Some people want to journey to the edge of things, to find themselves at the foot of mountains or fringes of forests. To find a patch of land to raise horses, chickens, see the sun moving across the entire sky. Then there are people like me, who just want to be in the middle of things, to go deeper into the compact spaces between things, who like hallways and elevators and alleys and streetlights. I want to be in the middle of everything, but most particularly of New York. I feel sure that Central Park is actually Eden, and yes that makes the rest of the city the barren dust parched land of toil. But wouldn’t you want to live close to Eden, to walk through it on your way to dinner or after a dentist appointment?
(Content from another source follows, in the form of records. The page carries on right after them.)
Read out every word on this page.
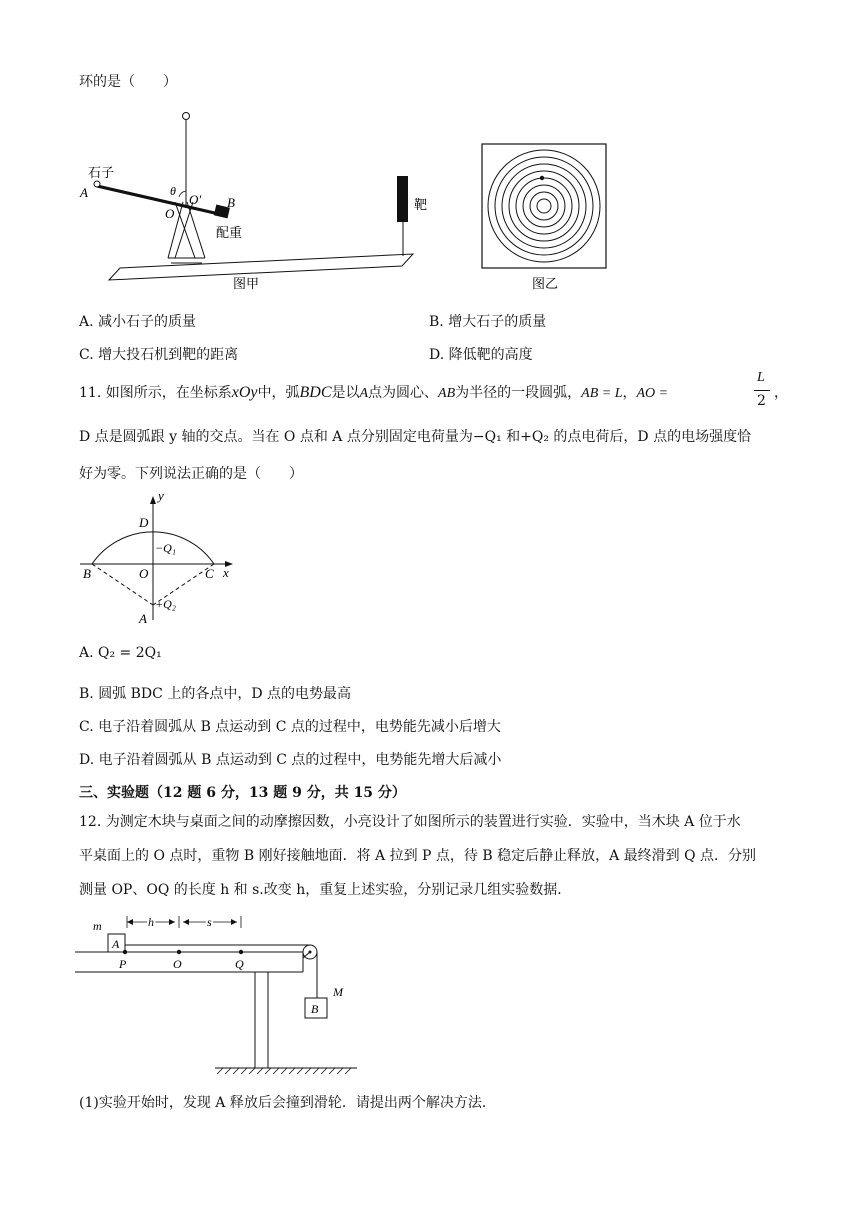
环的是（　　）
石子
A	θ
O′
O
B
配重
靶
图甲	图乙
A. 减小石子的质量	B. 增大石子的质量
C. 增大投石机到靶的距离	D. 降低靶的高度
11. 如图所示，在坐标系xOy中，弧BDC是以A点为圆心、AB为半径的一段圆弧，AB = L，AO =
L
2 ，
D 点是圆弧跟 y 轴的交点。当在 O 点和 A 点分别固定电荷量为−Q₁ 和+Q₂ 的点电荷后，D 点的电场强度恰
好为零。下列说法正确的是（　　）
y
x
D
B	O	C
A
−Q₁
+Q₂
A. Q₂ = 2Q₁
B. 圆弧 BDC 上的各点中，D 点的电势最高
C. 电子沿着圆弧从 B 点运动到 C 点的过程中，电势能先减小后增大
D. 电子沿着圆弧从 B 点运动到 C 点的过程中，电势能先增大后减小
三、实验题（12 题 6 分，13 题 9 分，共 15 分）
12. 为测定木块与桌面之间的动摩擦因数，小亮设计了如图所示的装置进行实验．实验中，当木块 A 位于水
平桌面上的 O 点时，重物 B 刚好接触地面．将 A 拉到 P 点，待 B 稳定后静止释放，A 最终滑到 Q 点．分别
测量 OP、OQ 的长度 h 和 s.改变 h，重复上述实验，分别记录几组实验数据．
m
A
h	s
P	O	Q
M
B
(1)实验开始时，发现 A 释放后会撞到滑轮．请提出两个解决方法．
I want to be in the middle of things, I don’t want to cast out into the wider world, I want to burrow deeper in to here. I want tiny subway cars to run through my viens. 


2.04.2012

Time

When I started this blog I told myself it was a place to be brave, a place to write without any expectations or judgements. Why do this in a public format, you might ask? Because I, like many people, am far too ruled by my fear of what others think. So this a a way to force myself to do the hard thing, to put my ideas out into the world regardless of how imperfect they may be. Not exactly the best way to generate a readership I know, but that's not really the point. So I've been feeling swamp lately, over committed, over tried, overwhelmed. I've been letting my fear and laziness get the better of me, half drafting posts only to let them languish. I was reading my favorite blog and wondered where the fifteen year old author found the time to write a blog, start a website for teenage girls, watch the entire Twin Peaks series, contact spirits on her Ouigi board, do her homework, eat, and of course try on outfit after outfit to create fashion collages that express her current aesthtic obsession. You could say, she doesn't have a job, or a spouse or a kid, but whatever, we are all busy and this girl is more productive then most adults I know, certainly more than me. So I started thinking about time, what the frog am I doing with my time, reruns of Friday Night Lights and BBC's North and South, yep. Living up to my creative potential, not so much. So I'm trying to use my time more wisely, to squeeze creativity into the crannies of my life (not sure why that sounds so dirty, oh well). During my daughter's naps, instead of looking at real estate listings that I can't afford and folding laundry, I'm going to write. The house will be messier, there will be one less looky-loo at the local open houses. But maybe I can get back on the old blog horse, maybe I can finishing a few frogging short stories, maybe I can prep for my classes.